Unfortunately, the leniency in today’s investing requirements have also made investors indifferent when it comes to their environment.

 

Avoid the noise from your neighbor’s dogs or your children running around the living room by designating a personal space for your investing activities. Compliment it with proper lighting and ventilation.

 

Being in a comfortable and calm environment puts you in a better mindset to handpick new assets to add to your portfolio and manage existing ones.

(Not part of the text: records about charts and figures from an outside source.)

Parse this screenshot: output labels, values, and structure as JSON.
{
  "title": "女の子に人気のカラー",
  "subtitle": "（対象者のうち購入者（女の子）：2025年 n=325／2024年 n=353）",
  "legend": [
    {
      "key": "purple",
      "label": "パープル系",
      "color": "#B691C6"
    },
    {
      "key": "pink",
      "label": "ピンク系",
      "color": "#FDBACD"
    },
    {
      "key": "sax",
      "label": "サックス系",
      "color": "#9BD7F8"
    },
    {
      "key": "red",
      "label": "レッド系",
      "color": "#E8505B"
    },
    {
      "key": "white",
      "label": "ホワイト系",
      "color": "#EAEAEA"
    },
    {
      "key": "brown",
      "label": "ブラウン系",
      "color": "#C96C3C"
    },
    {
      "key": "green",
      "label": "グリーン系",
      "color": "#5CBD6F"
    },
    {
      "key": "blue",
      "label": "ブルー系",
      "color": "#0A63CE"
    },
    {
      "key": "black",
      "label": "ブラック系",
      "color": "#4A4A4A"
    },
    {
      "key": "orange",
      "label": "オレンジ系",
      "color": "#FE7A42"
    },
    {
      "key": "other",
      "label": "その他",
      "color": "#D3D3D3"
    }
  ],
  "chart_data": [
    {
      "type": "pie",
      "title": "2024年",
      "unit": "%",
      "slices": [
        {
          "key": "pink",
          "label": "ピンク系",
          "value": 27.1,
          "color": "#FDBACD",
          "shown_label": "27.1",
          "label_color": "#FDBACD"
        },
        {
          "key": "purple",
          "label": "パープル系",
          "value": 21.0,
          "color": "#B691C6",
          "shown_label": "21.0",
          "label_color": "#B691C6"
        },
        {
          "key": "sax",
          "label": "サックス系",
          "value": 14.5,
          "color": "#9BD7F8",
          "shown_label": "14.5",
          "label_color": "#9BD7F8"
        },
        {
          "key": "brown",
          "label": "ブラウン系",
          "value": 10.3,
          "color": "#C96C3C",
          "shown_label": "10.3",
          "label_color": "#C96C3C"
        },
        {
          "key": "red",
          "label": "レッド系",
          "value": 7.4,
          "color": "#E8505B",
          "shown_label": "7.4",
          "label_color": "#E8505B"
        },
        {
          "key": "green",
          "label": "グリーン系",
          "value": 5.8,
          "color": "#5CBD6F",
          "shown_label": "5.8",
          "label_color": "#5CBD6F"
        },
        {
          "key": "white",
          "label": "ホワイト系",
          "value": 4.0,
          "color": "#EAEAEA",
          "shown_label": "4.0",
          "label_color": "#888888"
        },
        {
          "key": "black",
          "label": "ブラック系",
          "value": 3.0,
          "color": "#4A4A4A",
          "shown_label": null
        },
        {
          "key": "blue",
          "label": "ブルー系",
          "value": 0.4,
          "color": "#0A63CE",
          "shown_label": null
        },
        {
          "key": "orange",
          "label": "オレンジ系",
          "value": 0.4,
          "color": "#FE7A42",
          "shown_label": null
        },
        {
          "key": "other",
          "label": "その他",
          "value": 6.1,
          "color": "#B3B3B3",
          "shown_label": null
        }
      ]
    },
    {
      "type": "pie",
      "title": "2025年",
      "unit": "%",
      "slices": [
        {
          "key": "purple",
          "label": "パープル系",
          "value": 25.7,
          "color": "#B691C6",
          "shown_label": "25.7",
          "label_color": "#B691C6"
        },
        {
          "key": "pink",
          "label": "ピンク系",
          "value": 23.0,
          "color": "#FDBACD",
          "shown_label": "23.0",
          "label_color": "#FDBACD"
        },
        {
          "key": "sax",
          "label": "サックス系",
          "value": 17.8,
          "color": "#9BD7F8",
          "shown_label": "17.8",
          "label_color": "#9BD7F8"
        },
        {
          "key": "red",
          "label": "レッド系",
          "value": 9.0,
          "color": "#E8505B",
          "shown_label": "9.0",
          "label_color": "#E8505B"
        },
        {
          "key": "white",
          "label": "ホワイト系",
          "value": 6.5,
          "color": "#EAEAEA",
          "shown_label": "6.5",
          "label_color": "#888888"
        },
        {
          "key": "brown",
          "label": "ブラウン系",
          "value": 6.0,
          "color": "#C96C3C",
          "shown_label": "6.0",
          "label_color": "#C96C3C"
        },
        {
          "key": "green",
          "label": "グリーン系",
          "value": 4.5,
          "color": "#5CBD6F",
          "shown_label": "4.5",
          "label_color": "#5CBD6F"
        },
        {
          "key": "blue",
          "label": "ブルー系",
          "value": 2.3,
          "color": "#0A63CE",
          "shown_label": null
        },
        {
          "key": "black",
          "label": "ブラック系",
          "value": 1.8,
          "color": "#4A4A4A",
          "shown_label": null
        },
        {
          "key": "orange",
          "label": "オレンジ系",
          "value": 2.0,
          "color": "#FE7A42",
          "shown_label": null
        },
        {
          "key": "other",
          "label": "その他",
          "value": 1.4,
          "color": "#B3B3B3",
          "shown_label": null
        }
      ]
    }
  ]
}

Find the Right Investing Style 

As a stay-at-home parent, you likely have more time to check and manage your investment accounts than, say, someone who has a full-time job outside the house. You can try your hand on scalping the markets during volatile times, yet it’s also a very risky strategy and one that a beginner should try to master first on a smaller account or a demo account.

 

Aside from time frame, you should also figure out what industries to focus on. It’s strategically sound to focus on one or two industries first rather than try to spread your resources too thin.

 

Technology, healthcare, banking, and consumer goods are some of the larger spaces that you can start investing in.

Choose a Good Broker 

A good broker to fulfill your transactions in an orderly and timely fashion can play a pivotal role in your success as an investor. Brokers charge different commissions per roundtrip transaction and also have slightly different assets you can trade, from stocks, bonds, commodities, currencies, and so forth.

 

In addition to these notable differences, you may also find the minimum account requirements and privileges to be different from broker to broker.

 

The screening process can take some time, yet being meticulous can save you money over the long haul. A worthwhile broker to test the waters with is Robinhood, which is a relatively nascent brand in the arena.

Work Out Your Schedule

Now that you’ve worked out how much you should invest in and what platform to trade with, you’ll want to work out a schedule that best suits your personal and professional life.

 

As a stay-at-home parent, your daily schedule will be greeted by household errands, school meetings, and other adult responsibilities that may fall on your lap.

Investing as a stay-at-home parent is more challenging than it seems. It’s up to you to use the limited amount of time you have to take care of the home while also digesting the information that financial markets give you.